My Earth Day dream earlier this year marked a shift in me.
In my dream, I am at the cabin, on a cruise ship going around the lake. I learn it will remain on the lake and keep taking people on cruises, and I realize the destruction it will cause over time. The lake and the forest around it will die. I feel it as if this natural area is my body, and as if my body is this natural area.
Since then, I have felt these types of things – the suffering of people and destruction of nature – in a far more visceral way. I feel it in my bones.
It’s a good shift. Where I before could hold it at an arm’s length distance, I am now unable to. I feel it as if it’s happening in my own body, and as if Earth now is my body. It’s not abstract. It’s immediate, apparently inevitable, and very visceral.
There is a small stream in me that is despondent from this more visceral experience. And another movement responding to it finding a deeper and equally visceral trust in the larger whole. In the inherent wisdom of the processes of the Earth, life in general, and the divine as all. The two go hand in hand.
Note: As I write this, I am at the cabin, sitting outside looking over the lake. Feeling the breeze. Hearing the sounds of the waves hitting the shoreline.
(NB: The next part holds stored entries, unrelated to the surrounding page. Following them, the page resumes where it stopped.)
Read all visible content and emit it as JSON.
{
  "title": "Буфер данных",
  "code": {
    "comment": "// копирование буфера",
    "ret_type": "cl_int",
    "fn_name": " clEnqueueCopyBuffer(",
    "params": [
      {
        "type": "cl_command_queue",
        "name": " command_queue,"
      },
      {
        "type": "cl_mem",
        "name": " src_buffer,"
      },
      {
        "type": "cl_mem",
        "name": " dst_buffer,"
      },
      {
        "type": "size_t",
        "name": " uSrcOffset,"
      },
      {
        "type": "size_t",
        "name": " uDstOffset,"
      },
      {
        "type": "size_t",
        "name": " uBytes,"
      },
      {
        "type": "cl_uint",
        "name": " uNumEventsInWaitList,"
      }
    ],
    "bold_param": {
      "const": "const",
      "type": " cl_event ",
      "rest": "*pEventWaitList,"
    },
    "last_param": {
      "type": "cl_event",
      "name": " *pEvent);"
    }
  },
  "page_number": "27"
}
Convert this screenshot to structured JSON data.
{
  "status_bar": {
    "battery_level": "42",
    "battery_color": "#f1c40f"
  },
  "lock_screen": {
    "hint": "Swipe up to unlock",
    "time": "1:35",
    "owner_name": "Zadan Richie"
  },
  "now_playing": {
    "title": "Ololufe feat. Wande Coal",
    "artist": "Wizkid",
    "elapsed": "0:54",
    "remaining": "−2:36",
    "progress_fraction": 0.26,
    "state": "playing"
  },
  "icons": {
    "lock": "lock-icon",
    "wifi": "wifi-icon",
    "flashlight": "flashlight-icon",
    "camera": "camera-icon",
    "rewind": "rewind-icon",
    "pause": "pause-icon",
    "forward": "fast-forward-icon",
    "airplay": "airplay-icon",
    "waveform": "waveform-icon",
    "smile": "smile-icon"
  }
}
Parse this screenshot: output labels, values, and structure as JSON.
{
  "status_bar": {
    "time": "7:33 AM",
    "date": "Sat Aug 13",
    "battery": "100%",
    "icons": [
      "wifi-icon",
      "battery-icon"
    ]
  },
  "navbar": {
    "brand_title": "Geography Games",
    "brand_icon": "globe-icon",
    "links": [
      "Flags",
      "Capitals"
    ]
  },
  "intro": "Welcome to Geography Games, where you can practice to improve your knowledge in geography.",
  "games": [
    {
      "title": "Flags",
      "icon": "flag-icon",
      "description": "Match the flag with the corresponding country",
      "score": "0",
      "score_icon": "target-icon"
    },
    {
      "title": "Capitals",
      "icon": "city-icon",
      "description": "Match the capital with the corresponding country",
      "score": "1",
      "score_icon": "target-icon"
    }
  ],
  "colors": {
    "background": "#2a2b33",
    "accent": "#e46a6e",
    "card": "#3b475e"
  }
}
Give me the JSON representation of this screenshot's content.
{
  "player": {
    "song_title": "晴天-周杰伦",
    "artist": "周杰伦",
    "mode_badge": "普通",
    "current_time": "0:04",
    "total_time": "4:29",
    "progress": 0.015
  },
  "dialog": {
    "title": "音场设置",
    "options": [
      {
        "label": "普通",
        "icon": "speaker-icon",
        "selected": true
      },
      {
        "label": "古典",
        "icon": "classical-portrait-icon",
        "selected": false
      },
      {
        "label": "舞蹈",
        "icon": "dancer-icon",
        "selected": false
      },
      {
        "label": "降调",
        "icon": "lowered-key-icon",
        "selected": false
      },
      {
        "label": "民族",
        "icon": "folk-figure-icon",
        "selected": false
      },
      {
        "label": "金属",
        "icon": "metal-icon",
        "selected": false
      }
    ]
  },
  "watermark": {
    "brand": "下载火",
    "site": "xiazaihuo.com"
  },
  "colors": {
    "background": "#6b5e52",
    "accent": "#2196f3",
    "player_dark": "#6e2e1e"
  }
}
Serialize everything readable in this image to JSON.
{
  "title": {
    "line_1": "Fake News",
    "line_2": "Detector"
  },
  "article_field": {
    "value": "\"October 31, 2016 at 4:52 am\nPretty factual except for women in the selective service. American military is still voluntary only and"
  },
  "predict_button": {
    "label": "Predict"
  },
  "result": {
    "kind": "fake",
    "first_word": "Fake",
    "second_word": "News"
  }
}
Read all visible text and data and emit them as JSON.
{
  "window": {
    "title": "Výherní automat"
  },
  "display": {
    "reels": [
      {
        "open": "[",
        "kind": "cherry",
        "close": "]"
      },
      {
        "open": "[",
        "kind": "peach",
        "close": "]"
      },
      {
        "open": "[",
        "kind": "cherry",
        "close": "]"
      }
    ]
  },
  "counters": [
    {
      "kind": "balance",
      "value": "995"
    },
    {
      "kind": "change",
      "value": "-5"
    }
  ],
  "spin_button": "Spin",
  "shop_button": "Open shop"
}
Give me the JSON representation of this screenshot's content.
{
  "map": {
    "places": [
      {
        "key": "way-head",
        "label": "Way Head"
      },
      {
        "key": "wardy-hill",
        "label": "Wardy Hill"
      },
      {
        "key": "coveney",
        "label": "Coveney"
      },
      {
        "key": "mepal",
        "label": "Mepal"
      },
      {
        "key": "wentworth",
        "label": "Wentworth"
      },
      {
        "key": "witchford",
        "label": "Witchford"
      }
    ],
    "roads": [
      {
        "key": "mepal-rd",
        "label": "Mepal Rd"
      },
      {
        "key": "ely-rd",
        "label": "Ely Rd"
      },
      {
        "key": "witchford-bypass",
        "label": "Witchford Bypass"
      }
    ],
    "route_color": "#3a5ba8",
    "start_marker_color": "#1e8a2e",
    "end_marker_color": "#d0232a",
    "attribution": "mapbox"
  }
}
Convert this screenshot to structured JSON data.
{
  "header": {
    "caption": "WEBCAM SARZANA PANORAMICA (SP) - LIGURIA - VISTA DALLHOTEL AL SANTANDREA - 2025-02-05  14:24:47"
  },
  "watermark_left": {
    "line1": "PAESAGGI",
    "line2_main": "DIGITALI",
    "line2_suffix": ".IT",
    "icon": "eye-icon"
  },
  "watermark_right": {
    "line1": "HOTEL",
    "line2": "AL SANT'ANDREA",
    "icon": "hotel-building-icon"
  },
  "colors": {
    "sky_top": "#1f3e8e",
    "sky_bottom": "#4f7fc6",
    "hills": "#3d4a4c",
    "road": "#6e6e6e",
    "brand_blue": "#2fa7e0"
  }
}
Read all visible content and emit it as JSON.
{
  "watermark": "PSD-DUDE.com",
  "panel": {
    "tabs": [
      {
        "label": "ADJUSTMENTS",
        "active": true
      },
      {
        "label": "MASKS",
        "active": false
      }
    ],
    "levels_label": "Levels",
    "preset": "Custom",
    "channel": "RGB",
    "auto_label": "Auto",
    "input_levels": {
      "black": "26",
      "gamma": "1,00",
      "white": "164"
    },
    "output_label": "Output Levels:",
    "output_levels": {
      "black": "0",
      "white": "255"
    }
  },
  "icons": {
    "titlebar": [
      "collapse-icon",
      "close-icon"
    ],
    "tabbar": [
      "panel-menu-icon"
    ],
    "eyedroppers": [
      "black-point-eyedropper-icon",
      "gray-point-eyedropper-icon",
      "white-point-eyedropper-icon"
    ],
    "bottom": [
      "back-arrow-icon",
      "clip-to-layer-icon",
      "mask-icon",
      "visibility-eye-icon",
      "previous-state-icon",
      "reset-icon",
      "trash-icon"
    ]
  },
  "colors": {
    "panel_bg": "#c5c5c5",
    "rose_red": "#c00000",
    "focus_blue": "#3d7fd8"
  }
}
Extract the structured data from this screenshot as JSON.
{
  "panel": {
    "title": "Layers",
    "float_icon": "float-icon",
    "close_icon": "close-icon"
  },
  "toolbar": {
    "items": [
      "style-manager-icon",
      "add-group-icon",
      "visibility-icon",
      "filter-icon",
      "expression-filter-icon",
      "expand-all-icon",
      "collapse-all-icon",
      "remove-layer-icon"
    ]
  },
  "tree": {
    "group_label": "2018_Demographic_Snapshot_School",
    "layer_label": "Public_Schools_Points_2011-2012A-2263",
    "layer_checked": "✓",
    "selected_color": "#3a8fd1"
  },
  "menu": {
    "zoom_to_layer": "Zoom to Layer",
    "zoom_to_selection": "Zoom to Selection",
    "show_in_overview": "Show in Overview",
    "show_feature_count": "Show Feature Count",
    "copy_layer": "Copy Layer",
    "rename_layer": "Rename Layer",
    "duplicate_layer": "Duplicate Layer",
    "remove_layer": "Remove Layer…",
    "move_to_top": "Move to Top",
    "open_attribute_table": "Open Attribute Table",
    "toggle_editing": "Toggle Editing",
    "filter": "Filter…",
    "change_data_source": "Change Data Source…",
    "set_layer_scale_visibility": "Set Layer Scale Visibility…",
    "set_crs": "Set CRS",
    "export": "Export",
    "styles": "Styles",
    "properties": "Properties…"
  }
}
While I have been here this summer, I have experienced a mix of concern over the loss of life here (fewer insects, missing ant hills, far fewer swallows nesting, fewer birds in general, no bats at night and so on), I have felt the loss in my bones, I have experienced the immense value and divinity of even the smallest forms of life, I feel the small stream of despondency in me, and the deepening felt trust in life – no matter what happens.
There is a very real possibility that we, and Earth as a whole, is heading for major disasters. Climate change, combined with general loss of natural ecosystems and biodiversity, combined with toxins throughout nature and our own bodies, combined with economic and social systems inadvertently designed to destroy nature, combined with our own inability (or lack of will) to do what’s needed, does not bode well. Already, large parts of nature are dying off, and significant parts of humanity are impacted by it. And humanity may be the next to experience such a die-off. We don’t know.
What we know is that we need to redesign how we have organized all parts of society to take ecological realities into account. We can do it. We know how to do it. We have faced major challenges in the past, eventually – when avoidance is no longer possible – made it a priority, and found solutions. The question is at what cost? What will our delay cost? What will it cost us, nature, and future generations?
And what will we gain? Will we become more aware of Earth as, literally, our own wider body? Will designing systems that take ecological realities into account become second nature? Will we find a deeper sense of connection with all life? Will we include the interests of ecosystems, non-human species, and future generations in our decision making?